Madhuri Taranikanti, Sanghamitra Panda, Ashok Kumar Dash, Nikhat Yasmeen, Abdul Raoof Omer Siddiqui, Sarada Tiyyagura.

Background: Obesity is currently a global problem not only among the adults but also in the adolescents. The factors contributing to obesity may be metabolic, behavioral, psychological, and sociocultural. In addition, stress is, particularly, important, because it causes an irregular diet pattern and absence of physical activity. Medical curriculum is vast and stressful, with the pressure of examination and high expectations in performance.

Objective: To find out the prevalence of overweight and obesity among the undergraduate medical and paramedical students.
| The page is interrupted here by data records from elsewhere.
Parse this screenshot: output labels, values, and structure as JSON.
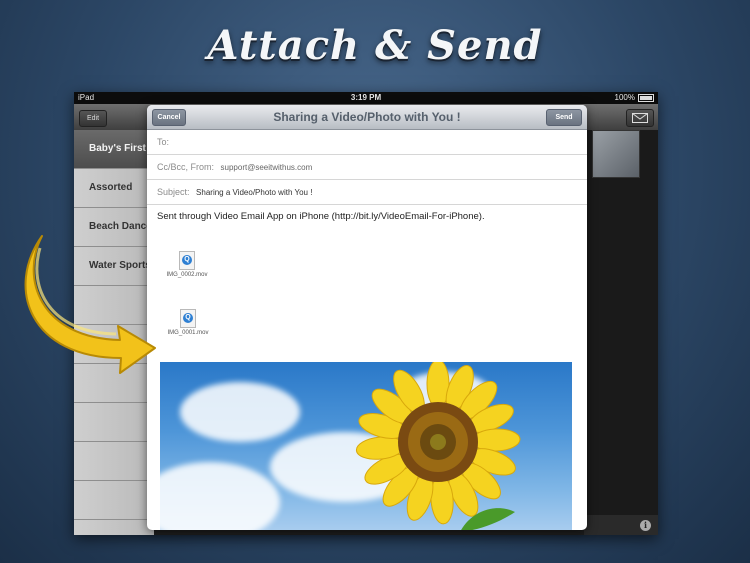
{
  "headline": "Attach & Send",
  "status_bar": {
    "device": "iPad",
    "time": "3:19 PM",
    "battery": "100%"
  },
  "navbar": {
    "edit_label": "Edit"
  },
  "sidebar": {
    "items": [
      {
        "label": "Baby's First",
        "selected": true
      },
      {
        "label": "Assorted",
        "selected": false
      },
      {
        "label": "Beach Dance",
        "selected": false
      },
      {
        "label": "Water Sports",
        "selected": false
      }
    ]
  },
  "compose": {
    "title": "Sharing a Video/Photo with You !",
    "cancel_label": "Cancel",
    "send_label": "Send",
    "to_label": "To:",
    "to_value": "",
    "ccbcc_label": "Cc/Bcc, From:",
    "from_value": "support@seeitwithus.com",
    "subject_label": "Subject:",
    "subject_value": "Sharing a Video/Photo with You !",
    "body_text": "Sent through Video Email App on iPhone (http://bit.ly/VideoEmail-For-iPhone).",
    "attachments": [
      {
        "name": "IMG_0002.mov",
        "icon": "quicktime-file-icon"
      },
      {
        "name": "IMG_0001.mov",
        "icon": "quicktime-file-icon"
      }
    ],
    "photo_icon": "sunflower-photo"
  },
  "colors": {
    "accent_arrow": "#f2c21a",
    "modal_bar": "#b8bdc4",
    "background": "#2c4766"
  }
}
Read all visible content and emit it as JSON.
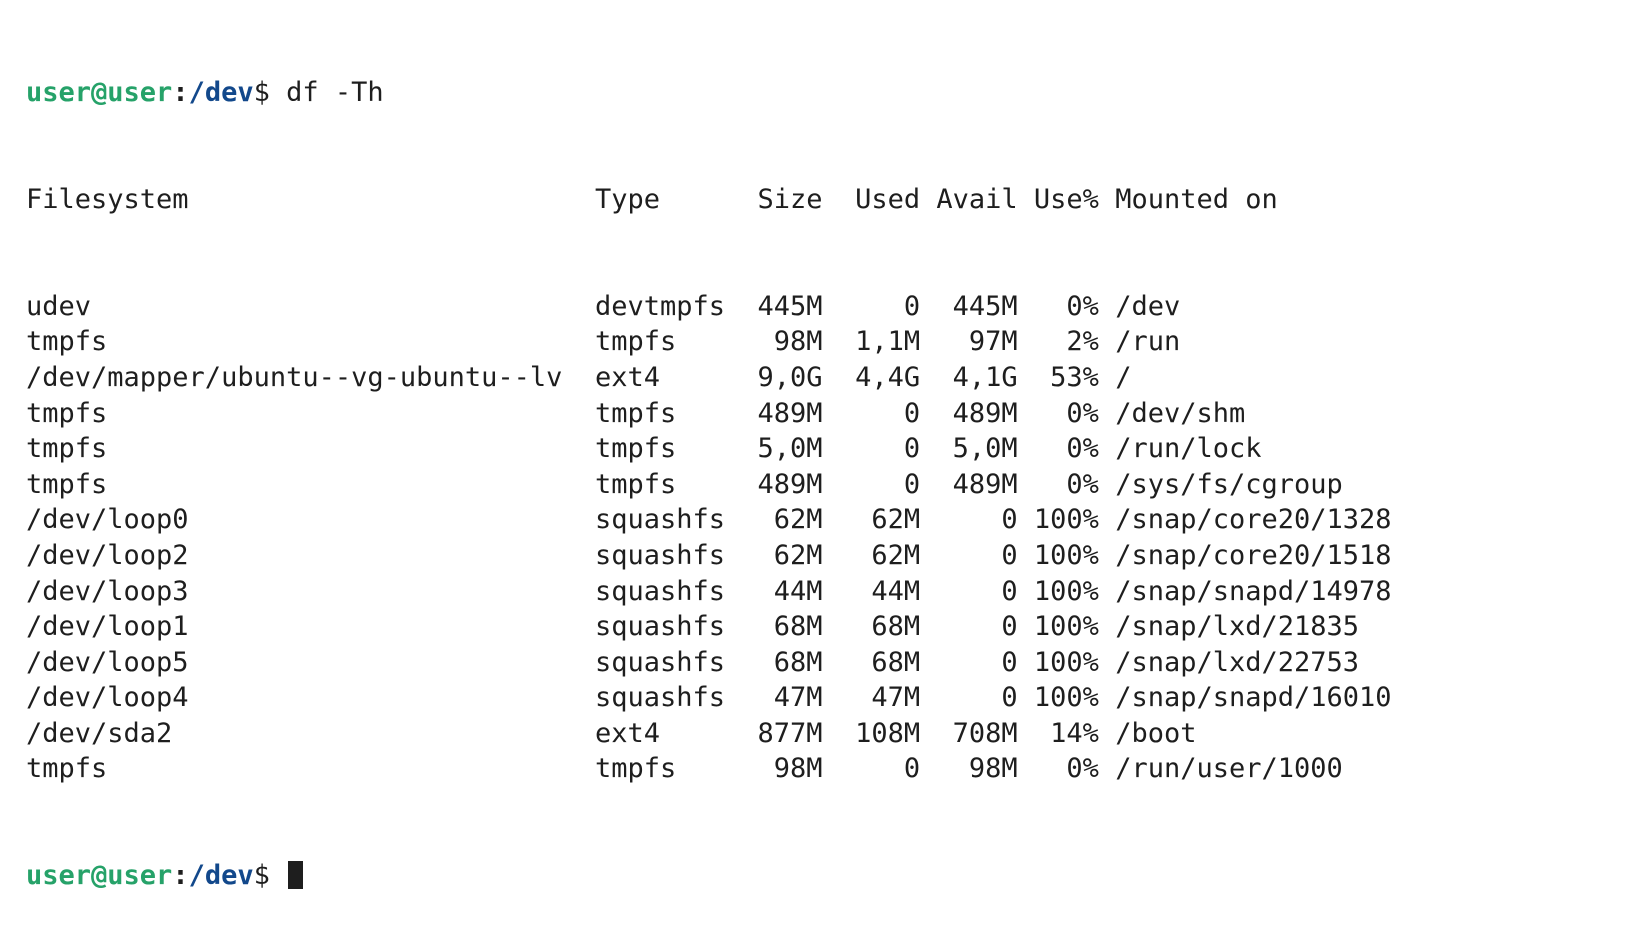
{
  "terminal": {
    "prompt": {
      "user_host": "user@user",
      "colon": ":",
      "path": "/dev",
      "dollar": "$"
    },
    "command": "df -Th",
    "header": {
      "filesystem": "Filesystem",
      "type": "Type",
      "size": "Size",
      "used": "Used",
      "avail": "Avail",
      "use_pct": "Use%",
      "mounted_on": "Mounted on"
    },
    "rows": [
      {
        "filesystem": "udev",
        "type": "devtmpfs",
        "size": "445M",
        "used": "0",
        "avail": "445M",
        "use_pct": "0%",
        "mounted_on": "/dev"
      },
      {
        "filesystem": "tmpfs",
        "type": "tmpfs",
        "size": "98M",
        "used": "1,1M",
        "avail": "97M",
        "use_pct": "2%",
        "mounted_on": "/run"
      },
      {
        "filesystem": "/dev/mapper/ubuntu--vg-ubuntu--lv",
        "type": "ext4",
        "size": "9,0G",
        "used": "4,4G",
        "avail": "4,1G",
        "use_pct": "53%",
        "mounted_on": "/"
      },
      {
        "filesystem": "tmpfs",
        "type": "tmpfs",
        "size": "489M",
        "used": "0",
        "avail": "489M",
        "use_pct": "0%",
        "mounted_on": "/dev/shm"
      },
      {
        "filesystem": "tmpfs",
        "type": "tmpfs",
        "size": "5,0M",
        "used": "0",
        "avail": "5,0M",
        "use_pct": "0%",
        "mounted_on": "/run/lock"
      },
      {
        "filesystem": "tmpfs",
        "type": "tmpfs",
        "size": "489M",
        "used": "0",
        "avail": "489M",
        "use_pct": "0%",
        "mounted_on": "/sys/fs/cgroup"
      },
      {
        "filesystem": "/dev/loop0",
        "type": "squashfs",
        "size": "62M",
        "used": "62M",
        "avail": "0",
        "use_pct": "100%",
        "mounted_on": "/snap/core20/1328"
      },
      {
        "filesystem": "/dev/loop2",
        "type": "squashfs",
        "size": "62M",
        "used": "62M",
        "avail": "0",
        "use_pct": "100%",
        "mounted_on": "/snap/core20/1518"
      },
      {
        "filesystem": "/dev/loop3",
        "type": "squashfs",
        "size": "44M",
        "used": "44M",
        "avail": "0",
        "use_pct": "100%",
        "mounted_on": "/snap/snapd/14978"
      },
      {
        "filesystem": "/dev/loop1",
        "type": "squashfs",
        "size": "68M",
        "used": "68M",
        "avail": "0",
        "use_pct": "100%",
        "mounted_on": "/snap/lxd/21835"
      },
      {
        "filesystem": "/dev/loop5",
        "type": "squashfs",
        "size": "68M",
        "used": "68M",
        "avail": "0",
        "use_pct": "100%",
        "mounted_on": "/snap/lxd/22753"
      },
      {
        "filesystem": "/dev/loop4",
        "type": "squashfs",
        "size": "47M",
        "used": "47M",
        "avail": "0",
        "use_pct": "100%",
        "mounted_on": "/snap/snapd/16010"
      },
      {
        "filesystem": "/dev/sda2",
        "type": "ext4",
        "size": "877M",
        "used": "108M",
        "avail": "708M",
        "use_pct": "14%",
        "mounted_on": "/boot"
      },
      {
        "filesystem": "tmpfs",
        "type": "tmpfs",
        "size": "98M",
        "used": "0",
        "avail": "98M",
        "use_pct": "0%",
        "mounted_on": "/run/user/1000"
      }
    ],
    "colors": {
      "background": "#ffffff",
      "text": "#1e1e1e",
      "prompt_user": "#26a269",
      "prompt_path": "#12488b"
    }
  }
}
An attempt was made to find out the significance of factors influencing body weight such as eating behavior and physical activity levels in a total of 348 students.

Materials and Methods: A cross-sectional study was conducted with 348 female medical and paramedical students in the age group of 18–20 years. Anthropometric measurements and body fat (BF) and total body water (TBW) percentages of all the participants were assessed. A predesigned questionnaire was given to each student to obtain information about their food habits and physical exercise.

Result: The statistics used were mean with SD; percentages were calculated, and the correlation coefficient (r) was determined. The BMI, BF%, waist circumference, and waist–hip ratio were all found to be significantly more in medical students when compared with paramedical students, whereas the TBW was found to be more in the paramedical students.

Conclusion: Obesity was more prevalent in medical students when compared with paramedical students.